I would like to write the YAML simply as follows

rules:
- action:
    count: {}
  name: rulenumbertwo
  priority: 123
  statement:
    bytematchstatement:
      fieldtomatch:
        singleheader:
          name: foobar
      positionalconstraint: CONTAINS
      searchstring: fizzbuzz

Or possibly use a template (but why when it should be easy)
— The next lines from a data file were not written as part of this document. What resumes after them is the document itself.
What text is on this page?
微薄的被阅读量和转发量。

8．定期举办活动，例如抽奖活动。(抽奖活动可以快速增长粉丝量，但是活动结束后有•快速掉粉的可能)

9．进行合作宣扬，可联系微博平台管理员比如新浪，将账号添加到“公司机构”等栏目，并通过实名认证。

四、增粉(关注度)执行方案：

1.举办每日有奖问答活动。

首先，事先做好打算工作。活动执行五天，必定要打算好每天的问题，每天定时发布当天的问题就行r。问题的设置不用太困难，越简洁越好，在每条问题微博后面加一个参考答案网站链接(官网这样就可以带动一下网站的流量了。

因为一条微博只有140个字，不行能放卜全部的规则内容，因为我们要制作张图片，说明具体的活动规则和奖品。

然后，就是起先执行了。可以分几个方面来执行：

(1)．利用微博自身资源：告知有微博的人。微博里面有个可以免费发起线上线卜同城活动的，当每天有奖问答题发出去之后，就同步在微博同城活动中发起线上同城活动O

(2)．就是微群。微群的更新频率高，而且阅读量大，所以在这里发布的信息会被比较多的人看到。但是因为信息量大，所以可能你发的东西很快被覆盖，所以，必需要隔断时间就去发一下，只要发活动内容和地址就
searchstring: {{ convertStringToByteArray "fizzbuzz" }}

Solution

  • The type ByteMatchStatement which contains the SearchString doesn't have anything declared on it customizing the way it loads from YAML, so it can't load a []byte from a YAML scalar. The manual you link describes the semantics of the type, but does neither define how the data is stored (depending on use-case, it does make sense to store something that is a string to the user as []byte) nor how it can be loaded from YAML. Generally, (de)serialization tends to expose facts about the data model that would be implementation details otherwise, and this is what hits you here.
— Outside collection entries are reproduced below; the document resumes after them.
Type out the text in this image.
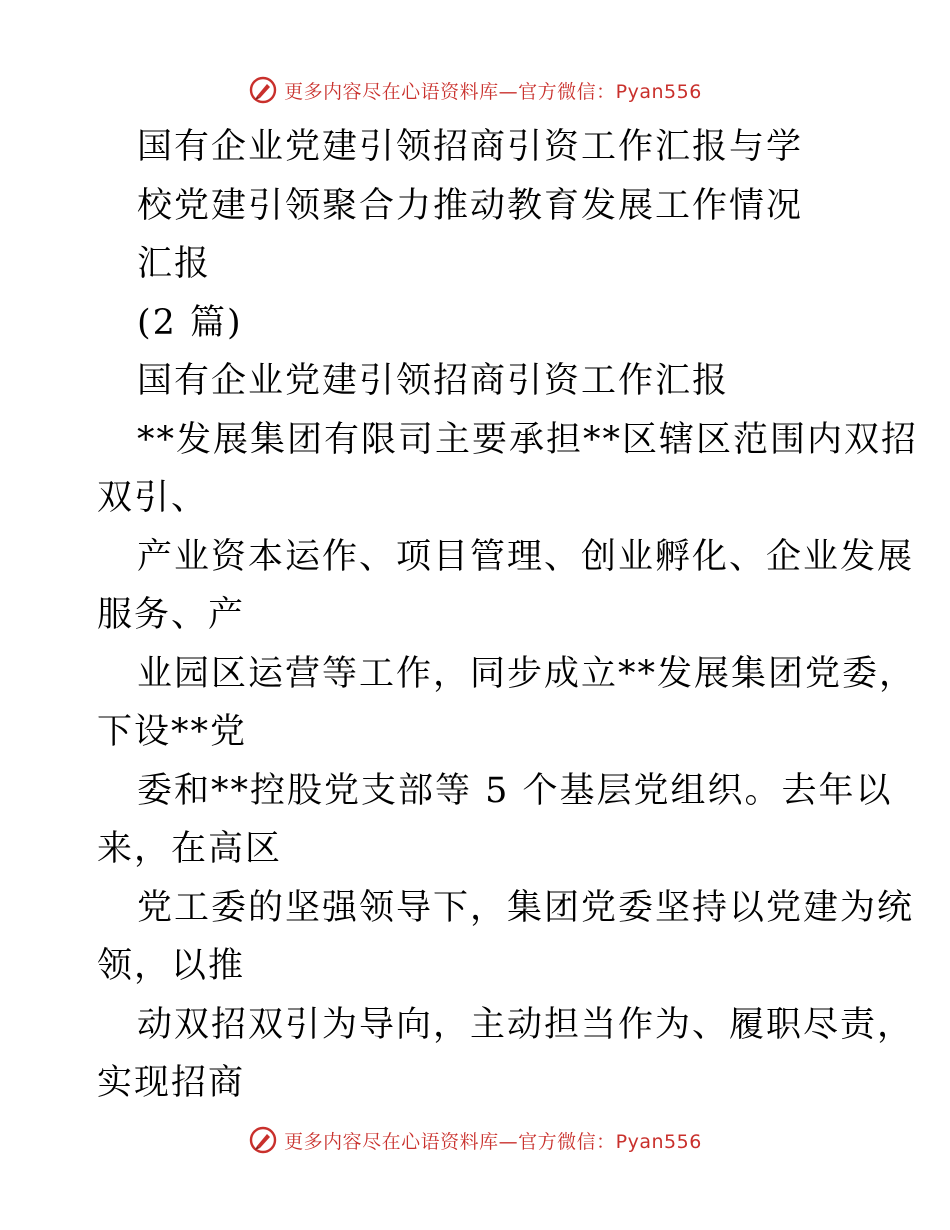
更多内容尽在心语资料库—官方微信：Pyan556
国有企业党建引领招商引资工作汇报与学
校党建引领聚合力推动教育发展工作情况
汇报
(2 篇)
国有企业党建引领招商引资工作汇报
**发展集团有限司主要承担**区辖区范围内双招
双引、
产业资本运作、项目管理、创业孵化、企业发展
服务、产
业园区运营等工作，同步成立**发展集团党委，
下设**党
委和**控股党支部等 5 个基层党组织。去年以
来，在高区
党工委的坚强领导下，集团党委坚持以党建为统
领，以推
动双招双引为导向，主动担当作为、履职尽责，
实现招商
更多内容尽在心语资料库—官方微信：Pyan556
    The simple fix would be to declare some type SearchStringType []byte, use it for the SearchString field and declare a custom UnmarshalYAML method there to handle the conversion to []byte. However, that is not possible in your code since you don't have control over the types.

    One possible albeit somewhat crude fix would be to pre-process the YAML input:

    type LoadableUpdateRuleGroupInput wafv2.UpdateRuleGroupInput
    
    func (l *LoadableUpdateRuleGroupInput) UnmarshalYAML(n *yaml.Node) error {
        preprocSearchString(n)
        return n.Decode((*wafv2.UpdateRuleGroupInput)(l))
    }
    
    func preprocSearchString(n *yaml.Node) {
        switch n.Kind {
        case yaml.SequenceNode:
            for _, item := range n.Content {
                preprocSearchString(item)
            }
        case yaml.MappingNode:
            for i := 0; i < len(n.Content); i += 2 {
                if n.Content[i].Kind == yaml.ScalarNode &&
                    n.Content[i].Value == "searchstring" {
                    toByteSequence(n.Content[i+1])
                } else {
                    preprocSearchString(n.Content[i+1])
                }
            }
        }
    }
    
    func toByteSequence(n *yaml.Node) {
        n.Kind = yaml.SequenceNode
        raw := []byte(n.Value)
        n.Content = make([]*yaml.Node, len(raw))
        for i := range raw {
            n.Content[i] = &yaml.Node{Kind: yaml.ScalarNode, Value: strconv.Itoa(int(raw[i]))}
        }
    }
    

    By using this new subtype when unmarshaling, the YAML scalar value of searchstring will be transformed into the YAML sequence node you would have written. When you load the YAML node, it will then properly load into []byte:

    d := &LoadableUpdateRuleGroupInput{}
    err = yaml.Unmarshal(buf, d)
    

    This code requires gopkg.in/yaml.v3, v2 does not give you as much control over unmarshaling.